11.07.2025

Radfahren ist nicht nur Fortbewegung, sondern pure Leidenschaft. Ob du mit deinem E-Bike zur Arbeit pendelst, mit dem Rennrad neue Bestzeiten jagst oder entspannt durch die Stadt cruist – dein Bike verdient den besten Schutz. Doch was, wenn es gestohlen oder beschädigt wird?
Jährlich verschwinden in Deutschland mehr als 260.000 Fahrräder – besonders in Großstädten wie Berlin, Hamburg und Leipzig. E-Bikes sind besonders begehrt: Der durchschnittliche Schaden liegt hier bei 2.800 €. Eine gute Fahrradversicherung kann den Unterschied machen. Doch welche Anbieter halten wirklich, was sie versprechen? Wir zeigen dir, worauf du achten solltest.

Wähle einen Anbieter, der deine Bedürfnisse und den Wert deines Fahrrads richtig einschätzt und eine entsprechende Versicherungspolice anbietet. Achte darauf, dass der Versicherer transparente Vertragsbedingungen bietet und keine versteckten Klauseln enthält, die im Schadensfall zu Problemen führen könnten. Ein guter Anbieter zeichnet sich durch schnelle Schadenregulierung, einfache Kommunikation und einen zuverlässigen Kundenservice aus. Lies dir Kundenbewertungen durch und vergleiche die angebotenen Leistungen sorgfältig, um die beste Wahl zu treffen. Zudem ist es ratsam, auf Anbieter zu setzen, die spezielle Tarife für unterschiedliche Fahrradtypen, wie E-Bikes oder Rennräder, anbieten, um einen maßgeschneiderten Schutz zu gewährleisten.
Nicht jeder benötigt den gleichen Schutz. Je nach Fahrradtyp, Nutzung und Budget gibt es unterschiedliche Tarife.
E-Bikes werden immer beliebter - es ist für viele Deutsche eine Investition in ihre Mobilität geworden, ein Lebensstil. Doch gerade bei hochwertigen E-Bikes können die Reparaturkosten schnell mal in die Höhe schießen und das Diebstahlrisiko zu einem finanziellen Albtraum werden.
Mit der richtigen E-Bike Versicherung kannst du dich gegen nahezu alle Eventualitäten wappnen.

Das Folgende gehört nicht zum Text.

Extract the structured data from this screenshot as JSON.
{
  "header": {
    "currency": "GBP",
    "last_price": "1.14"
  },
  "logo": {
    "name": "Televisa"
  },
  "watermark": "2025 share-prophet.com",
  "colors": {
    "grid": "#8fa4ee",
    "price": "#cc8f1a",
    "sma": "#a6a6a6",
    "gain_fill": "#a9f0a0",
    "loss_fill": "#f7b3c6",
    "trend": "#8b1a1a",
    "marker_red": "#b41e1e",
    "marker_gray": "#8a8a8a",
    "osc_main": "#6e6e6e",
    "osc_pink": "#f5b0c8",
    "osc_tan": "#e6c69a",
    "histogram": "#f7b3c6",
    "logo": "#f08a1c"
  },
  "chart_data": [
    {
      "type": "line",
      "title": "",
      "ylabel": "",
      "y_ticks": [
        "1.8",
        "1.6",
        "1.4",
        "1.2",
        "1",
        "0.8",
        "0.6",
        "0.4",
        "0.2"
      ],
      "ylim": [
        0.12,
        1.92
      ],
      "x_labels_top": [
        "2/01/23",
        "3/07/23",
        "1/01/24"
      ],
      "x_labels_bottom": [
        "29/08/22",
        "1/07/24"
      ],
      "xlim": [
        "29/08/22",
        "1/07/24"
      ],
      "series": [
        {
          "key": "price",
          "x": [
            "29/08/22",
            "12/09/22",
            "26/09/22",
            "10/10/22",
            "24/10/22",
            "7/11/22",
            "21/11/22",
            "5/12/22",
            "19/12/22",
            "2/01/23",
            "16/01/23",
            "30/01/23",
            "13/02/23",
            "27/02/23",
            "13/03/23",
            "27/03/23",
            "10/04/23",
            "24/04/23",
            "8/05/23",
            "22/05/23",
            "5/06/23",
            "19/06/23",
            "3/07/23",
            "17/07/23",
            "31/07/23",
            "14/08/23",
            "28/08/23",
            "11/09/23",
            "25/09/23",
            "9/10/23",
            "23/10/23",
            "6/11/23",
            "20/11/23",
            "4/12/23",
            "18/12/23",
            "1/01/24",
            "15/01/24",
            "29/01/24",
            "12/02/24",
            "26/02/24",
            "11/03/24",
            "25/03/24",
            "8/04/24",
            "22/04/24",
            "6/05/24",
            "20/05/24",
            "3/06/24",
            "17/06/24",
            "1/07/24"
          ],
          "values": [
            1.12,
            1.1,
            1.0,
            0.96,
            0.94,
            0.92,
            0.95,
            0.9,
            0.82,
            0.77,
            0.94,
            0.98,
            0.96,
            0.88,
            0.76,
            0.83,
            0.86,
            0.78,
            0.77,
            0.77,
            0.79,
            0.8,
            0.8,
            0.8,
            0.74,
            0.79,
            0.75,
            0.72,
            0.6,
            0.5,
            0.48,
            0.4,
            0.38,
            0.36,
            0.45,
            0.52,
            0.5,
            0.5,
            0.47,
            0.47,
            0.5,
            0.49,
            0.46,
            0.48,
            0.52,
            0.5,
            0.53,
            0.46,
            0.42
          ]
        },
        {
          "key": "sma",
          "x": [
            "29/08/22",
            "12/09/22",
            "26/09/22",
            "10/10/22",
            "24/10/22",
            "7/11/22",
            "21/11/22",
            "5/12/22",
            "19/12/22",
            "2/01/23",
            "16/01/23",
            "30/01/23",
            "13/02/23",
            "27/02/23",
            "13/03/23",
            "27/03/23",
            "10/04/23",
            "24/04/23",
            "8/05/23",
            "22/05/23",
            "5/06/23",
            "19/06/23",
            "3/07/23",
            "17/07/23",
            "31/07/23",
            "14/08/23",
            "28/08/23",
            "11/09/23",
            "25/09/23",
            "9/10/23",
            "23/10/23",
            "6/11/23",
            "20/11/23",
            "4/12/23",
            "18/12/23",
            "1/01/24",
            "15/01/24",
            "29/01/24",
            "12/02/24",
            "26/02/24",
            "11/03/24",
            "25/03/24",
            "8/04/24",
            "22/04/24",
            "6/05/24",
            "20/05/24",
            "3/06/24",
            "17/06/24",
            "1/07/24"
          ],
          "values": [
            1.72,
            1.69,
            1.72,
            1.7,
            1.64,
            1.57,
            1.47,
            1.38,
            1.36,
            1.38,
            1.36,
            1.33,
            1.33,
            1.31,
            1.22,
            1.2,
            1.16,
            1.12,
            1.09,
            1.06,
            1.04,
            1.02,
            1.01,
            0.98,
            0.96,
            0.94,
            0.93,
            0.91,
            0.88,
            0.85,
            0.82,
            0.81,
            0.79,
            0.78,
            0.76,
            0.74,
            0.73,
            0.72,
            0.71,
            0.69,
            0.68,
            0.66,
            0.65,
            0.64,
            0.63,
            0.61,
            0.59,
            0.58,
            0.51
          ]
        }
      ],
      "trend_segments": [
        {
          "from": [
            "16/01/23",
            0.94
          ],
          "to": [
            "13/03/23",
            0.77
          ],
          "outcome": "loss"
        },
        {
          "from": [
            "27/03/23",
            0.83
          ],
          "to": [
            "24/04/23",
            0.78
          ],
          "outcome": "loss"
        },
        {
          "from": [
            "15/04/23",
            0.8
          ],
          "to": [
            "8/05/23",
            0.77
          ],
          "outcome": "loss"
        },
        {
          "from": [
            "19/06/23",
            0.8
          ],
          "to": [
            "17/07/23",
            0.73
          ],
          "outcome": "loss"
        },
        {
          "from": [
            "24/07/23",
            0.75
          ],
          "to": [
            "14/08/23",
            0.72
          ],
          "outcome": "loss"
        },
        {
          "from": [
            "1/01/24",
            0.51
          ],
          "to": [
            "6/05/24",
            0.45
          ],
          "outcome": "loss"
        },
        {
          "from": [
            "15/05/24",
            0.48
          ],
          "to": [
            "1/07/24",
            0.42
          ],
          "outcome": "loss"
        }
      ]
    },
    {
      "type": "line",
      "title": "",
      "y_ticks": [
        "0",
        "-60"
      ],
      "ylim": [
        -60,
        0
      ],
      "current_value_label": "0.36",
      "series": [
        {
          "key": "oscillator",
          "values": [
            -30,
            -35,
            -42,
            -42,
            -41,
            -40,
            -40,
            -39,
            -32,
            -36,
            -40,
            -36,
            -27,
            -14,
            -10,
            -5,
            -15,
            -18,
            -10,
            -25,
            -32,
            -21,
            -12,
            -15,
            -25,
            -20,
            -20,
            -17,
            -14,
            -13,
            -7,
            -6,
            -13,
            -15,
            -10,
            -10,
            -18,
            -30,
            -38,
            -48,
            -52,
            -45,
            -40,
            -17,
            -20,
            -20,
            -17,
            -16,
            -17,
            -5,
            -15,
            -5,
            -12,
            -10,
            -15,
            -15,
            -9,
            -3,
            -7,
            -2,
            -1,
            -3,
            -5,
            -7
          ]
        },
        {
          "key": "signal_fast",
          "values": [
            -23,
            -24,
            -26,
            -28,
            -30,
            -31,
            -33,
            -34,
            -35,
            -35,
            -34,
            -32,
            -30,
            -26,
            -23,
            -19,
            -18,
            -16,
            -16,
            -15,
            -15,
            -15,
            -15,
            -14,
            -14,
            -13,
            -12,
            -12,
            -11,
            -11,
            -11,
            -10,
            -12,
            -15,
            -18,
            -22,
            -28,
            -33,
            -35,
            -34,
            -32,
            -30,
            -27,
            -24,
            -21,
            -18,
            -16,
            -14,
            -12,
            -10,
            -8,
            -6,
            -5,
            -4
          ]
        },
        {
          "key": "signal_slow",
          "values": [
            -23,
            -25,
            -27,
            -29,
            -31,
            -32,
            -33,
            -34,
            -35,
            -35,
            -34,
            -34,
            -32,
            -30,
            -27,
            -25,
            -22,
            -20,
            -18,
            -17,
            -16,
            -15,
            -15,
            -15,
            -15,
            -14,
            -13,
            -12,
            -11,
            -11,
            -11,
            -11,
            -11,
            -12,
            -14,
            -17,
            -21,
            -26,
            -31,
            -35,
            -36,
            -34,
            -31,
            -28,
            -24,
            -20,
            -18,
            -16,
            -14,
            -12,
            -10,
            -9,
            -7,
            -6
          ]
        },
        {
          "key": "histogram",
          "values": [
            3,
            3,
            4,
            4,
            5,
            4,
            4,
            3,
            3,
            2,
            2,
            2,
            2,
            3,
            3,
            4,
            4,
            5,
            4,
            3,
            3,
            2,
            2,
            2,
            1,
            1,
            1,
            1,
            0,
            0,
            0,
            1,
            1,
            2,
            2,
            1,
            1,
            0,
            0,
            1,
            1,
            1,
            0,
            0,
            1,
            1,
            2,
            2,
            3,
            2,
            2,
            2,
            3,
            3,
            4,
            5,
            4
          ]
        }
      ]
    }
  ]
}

Selbstbeteiligung bei einer Fahrradversicherung bedeutet, dass du einen Teil des Schadens selbst zahlen musst, bevor die Versicherung den Rest übernimmt. Zum Beispiel: Bei einem Schaden von 500 € und einer Selbstbeteiligung von 100 € zahlst du 100 € selbst, und die Versicherung übernimmt die verbleibenden 400 €.
Eine Selbstbeteiligung spart Kosten, ist aber nur sinnvoll für günstigere Fahrräder oder bei geringem Schadensrisiko. Eine Versicherung ohne Selbstbeteiligung bietet vollen Schutz und Sicherheit, besonders für wertvolle Fahrräder wie E-Bikes oder Lastenräder.
| Platz | Versicherer | Leistungen | Monatliche Kosten | Selbstbeteiligung | Besonderheiten | Angebote* |
|---|---|---|---|---|---|---|
| 1 | ADAC | Diebstahl, Elektronik, Unfall | Ab 8,90 € | 50–100 € | 24/7-Notfallhotline, auch für E-Bikes | ADAC |
| 2 | Allianz | Rundumschutz inkl. Reparaturen | Ab 5,99 € | 0–150 € | Weltweite Deckung | Allianz |
| 3 | Hepster | Flexible Tarife, einfacher Abschluss | Ab 6,50 € | Keine | Gewerbliche Nutzung möglich | Hepster |
| 4 | Ammeländer | Ideal für hochwertige E-Bikes | Ab 7,50 € | Keine | Versichert bis 10.000 € | Ammeländer |
Viele Versicherer bieten spezielle Familientarife an, die es ermöglichen, mehrere Fahrräder innerhalb eines Haushalts zu versichern. Das ist besonders vorteilhaft, wenn sowohl Eltern als auch Kinder regelmäßig mit dem Fahrrad unterwegs sind. Diese Tarife bieten oft Rabatte und erweiterten Schutz für verschiedene Fahrradtypen. Zudem gibt es oft die Möglichkeit, auch Lastenräder oder Kinderräder mit einzubeziehen. Eine Familienversicherung sorgt somit für eine kostengünstige und umfassende Absicherung für die ganze Familie.